It’s no longer an “us v.s. them” world betten managed service providers and internal IT departments.
Nonprofit and for-profit corporations alike are turning to managed IT service providers, forming partnerships with internal IT departments, as their needs and change with the times.
The idea of a managed service provider is not new by any means, despite this, adoption of the services has remained relatively low. According to a recent CompTIA study, only 3-in-10 organizations had any of their IOT in the hands of a MSP. However, the tides appear to be shifting as more than two-thirds of companies surveyed said they’ve used the services of an outside IT firm within the past 12 months.
As our organizations grow everything get s a little bit more complicated as new processes are implemented, people are hired and technology changes, layers are added to the onion.

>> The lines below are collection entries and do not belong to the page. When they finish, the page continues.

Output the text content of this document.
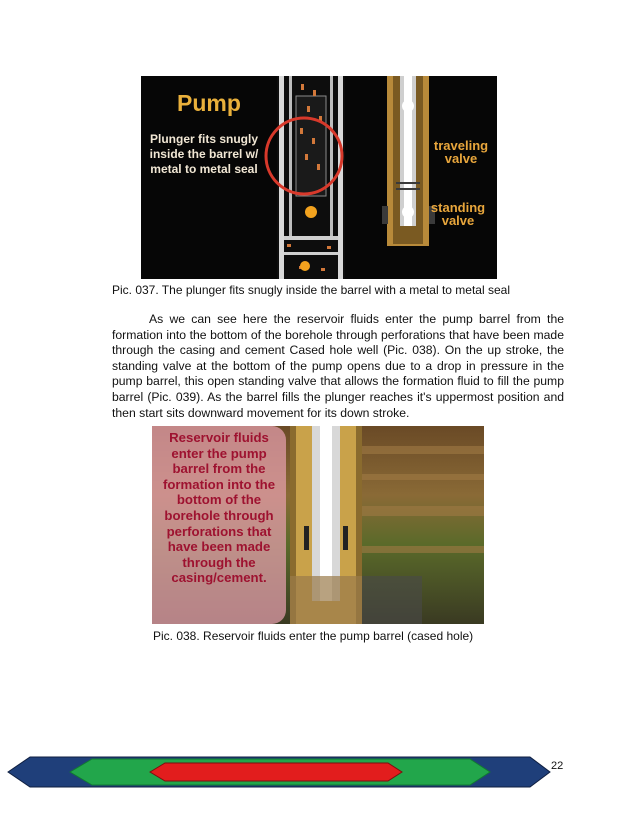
Pump
Plunger fits snugly inside the barrel w/ metal to metal seal
traveling valve
standing valve
Pic. 037. The plunger fits snugly inside the barrel with a metal to metal seal
As we can see here the reservoir fluids enter the pump barrel from the formation into the bottom of the borehole through perforations that have been made through the casing and cement Cased hole well (Pic. 038). On the up stroke, the standing valve at the bottom of the pump opens due to a drop in pressure in the pump barrel, this open standing valve that allows the formation fluid to fill the pump barrel (Pic. 039). As the barrel fills the plunger reaches it's uppermost position and then start sits downward movement for its down stroke.
Reservoir fluids enter the pump barrel from the formation into the bottom of the borehole through perforations that have been made through the casing/cement.
Pic. 038. Reservoir fluids enter the pump barrel (cased hole)
22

The same can be said for most large organizations’ IT staff and infrastructure, which subsequently leads to greater level of complexity and increase chances for an IT staff to miss something.
“Very few of these companies get rid of their IT staffs just because they join up with an MSP,” said the report’s author, Carolyn April, a senior director of Industry Analysis at CompTIA.
Because of this increased complexity, large organizations often partner very closely with a managed services provider to find and fix problems and redundancies within their infrastructure.
“It elevates the IT staff and brings them out of the shadows within the organization,” she says. “It allows them to focus on a custom app dev project or cloud initiative — something highly strategic. I think that’s a win-win for your IT staff.”
Tech Impact believes this collaboration is key to success when nonprofits work with managed service providers. Organizations have found when outsourcing their email hosting, CRM applications, storage, backup and recovery to a managed services provider their IT related costs go down, and their existing IT staff is more productive on business critical projects.